Ok, then the test is just flaky. Let's simply double the stack size value in the test (as a separate commit).

This revision was automatically updated to reflect the committed changes.
fjricci reopened this revision.Mar 13 2017, 2:00 PM

Reverted due to failure with D30267

This revision is now accepted and ready to land.Mar 13 2017, 2:00 PM
This revision was automatically updated to reflect the committed changes.
This revision is now accepted and ready to land.Mar 20 2017, 6:56 AM

Okay, this is getting ridiculous. I've disabled the test on AArch64 in r298267. The test was not testing the right thing on AArch64 anyway (it wasn't setting the stack size).

This revision was automatically updated to reflect the committed changes.

This patch is having a real rough time. @vitalybuka thinks it probably caused this failure, and I wouldn't be too surprised: http://lab.llvm.org:8011/builders/sanitizer-x86_64-linux/builds/1117/steps/test%20standalone%20compiler-rt/logs/stdio

It doesn't repro on my CentOS or my Ubuntu machine though...

Actually, looks like the buildbot isn't failing currently. I won't revert the patch for now.

fjricci reopened this revision.Mar 21 2017, 8:58 AM

Going to try to get the failure to repro locally.
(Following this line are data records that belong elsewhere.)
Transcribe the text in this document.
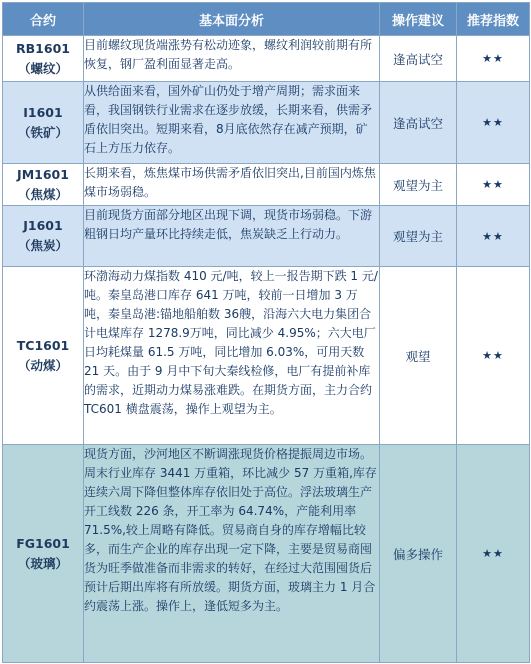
合约	基本面分析	操作建议	推荐指数

RB1601
（螺纹）	目前螺纹现货端涨势有松动迹象，螺纹利润较前期有所恢复，钢厂盈利面显著走高。	逢高试空	★★

I1601
（铁矿）	从供给面来看，国外矿山仍处于增产周期；需求面来看，我国钢铁行业需求在逐步放缓，长期来看，供需矛盾依旧突出。短期来看，8月底依然存在减产预期，矿石上方压力依存。	逢高试空	★★

JM1601
（焦煤）	长期来看，炼焦煤市场供需矛盾依旧突出,目前国内炼焦煤市场弱稳。	观望为主	★★

J1601
（焦炭）	目前现货方面部分地区出现下调，现货市场弱稳。下游粗钢日均产量环比持续走低，焦炭缺乏上行动力。	观望为主	★★

TC1601
（动煤）	环渤海动力煤指数 410 元/吨，较上一报告期下跌 1 元/吨。秦皇岛港口库存 641 万吨，较前一日增加 3 万吨，秦皇岛港:锚地船舶数 36艘，沿海六大电力集团合计电煤库存 1278.9万吨，同比减少 4.95%；六大电厂日均耗煤量 61.5 万吨，同比增加 6.03%，可用天数 21 天。由于 9 月中下旬大秦线检修，电厂有提前补库的需求，近期动力煤易涨难跌。在期货方面，主力合约 TC601 横盘震荡，操作上观望为主。	观望	★★

FG1601
（玻璃）	现货方面，沙河地区不断调涨现货价格提振周边市场。周末行业库存 3441 万重箱，环比减少 57 万重箱,库存连续六周下降但整体库存依旧处于高位。浮法玻璃生产开工线数 226 条，开工率为 64.74%，产能利用率 71.5%,较上周略有降低。贸易商自身的库存增幅比较多，而生产企业的库存出现一定下降，主要是贸易商囤货为旺季做准备而非需求的转好，在经过大范围囤货后预计后期出库将有所放缓。期货方面，玻璃主力 1 月合约震荡上涨。操作上，逢低短多为主。	偏多操作	★★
This revision is now accepted and ready to land.Mar 21 2017, 8:58 AM

I've tried everything I can think of in terms of a repro here - different gcc/clang versions, etc. I also looked up the zorg config and ran exactly the way it was run on the buildbot (standalone build + i386 test), and still no failure. Perhaps I can split this into two changes, to try to see where the failure is springing up.
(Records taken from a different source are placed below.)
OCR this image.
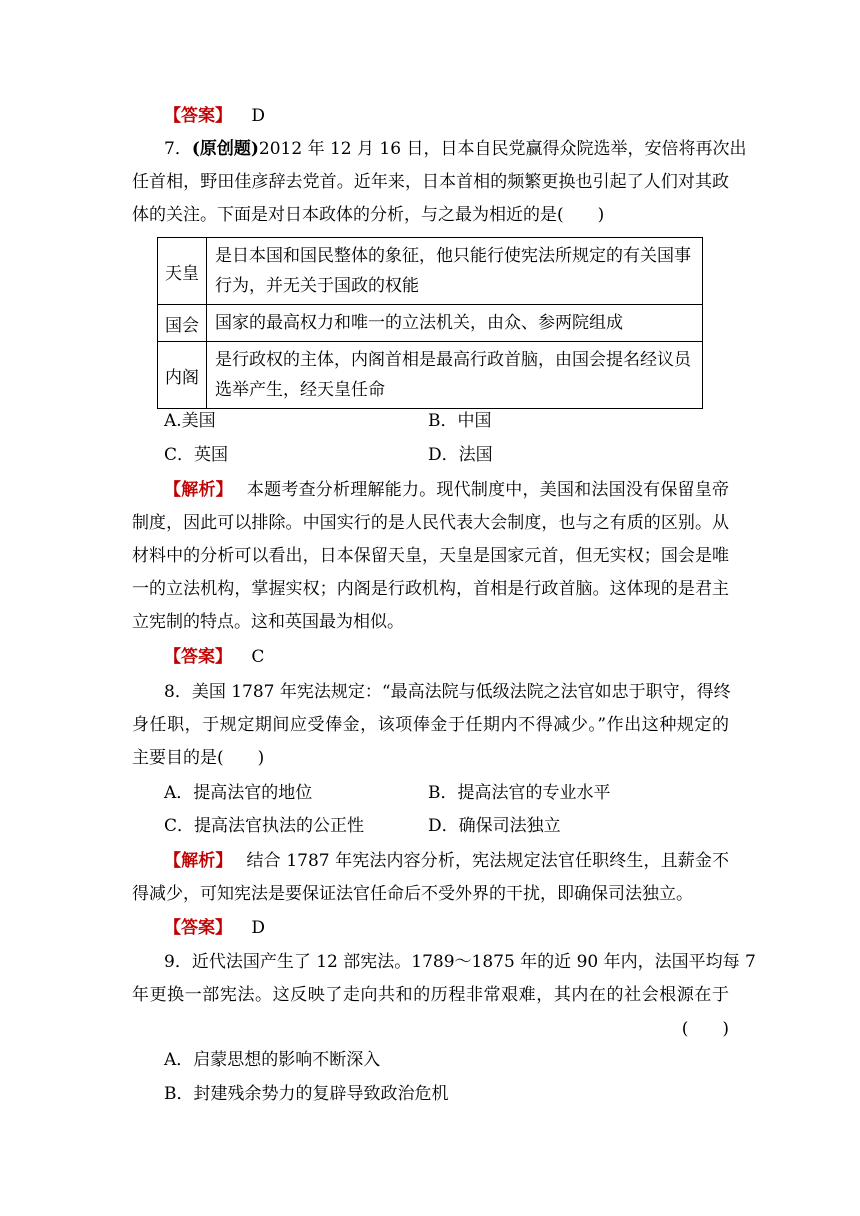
【答案】 D
7．(原创题)2012 年 12 月 16 日，日本自民党赢得众院选举，安倍将再次出
任首相，野田佳彦辞去党首。近年来，日本首相的频繁更换也引起了人们对其政
体的关注。下面是对日本政体的分析，与之最为相近的是(　　)
天皇	是日本国和国民整体的象征，他只能行使宪法所规定的有关国事行为，并无关于国政的权能
国会	国家的最高权力和唯一的立法机关，由众、参两院组成
内阁	是行政权的主体，内阁首相是最高行政首脑，由国会提名经议员选举产生，经天皇任命
A.美国	B．中国
C．英国	D．法国
【解析】 本题考查分析理解能力。现代制度中，美国和法国没有保留皇帝
制度，因此可以排除。中国实行的是人民代表大会制度，也与之有质的区别。从
材料中的分析可以看出，日本保留天皇，天皇是国家元首，但无实权；国会是唯
一的立法机构，掌握实权；内阁是行政机构，首相是行政首脑。这体现的是君主
立宪制的特点。这和英国最为相似。
【答案】 C
8．美国 1787 年宪法规定：“最高法院与低级法院之法官如忠于职守，得终
身任职，于规定期间应受俸金，该项俸金于任期内不得减少。”作出这种规定的
主要目的是(　　)
A．提高法官的地位	B．提高法官的专业水平
C．提高法官执法的公正性	D．确保司法独立
【解析】 结合 1787 年宪法内容分析，宪法规定法官任职终生，且薪金不
得减少，可知宪法是要保证法官任命后不受外界的干扰，即确保司法独立。
【答案】 D
9．近代法国产生了 12 部宪法。1789～1875 年的近 90 年内，法国平均每 7
年更换一部宪法。这反映了走向共和的历程非常艰难，其内在的社会根源在于
(　　)
A．启蒙思想的影响不断深入
B．封建残余势力的复辟导致政治危机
My guess is that this is still caused simply by moving the GetAllocatorCache() to a different file, so I can try to commit the whole change minus that bit first, and make sure tests pass. If just moving the function definition to a different file causes a failure, it's very unlikely to me that the failure is legitimate and not a flake.

Given that the code review on this is fine, I'll go ahead with merging the partial commit (the bit that moves the definitions to the header and adds a function for GetAllocatorCache() in the same file), provided I don't hear any objection. I'll then upload another review for the second half.

fjricci updated this revision to Diff 92665.Mar 22 2017, 11:34 AM

Split revision into smaller pieces

fjricci updated this revision to Diff 92669.Mar 22 2017, 11:41 AM

Actually, let's make it even smaller.

This revision was automatically updated to reflect the committed changes.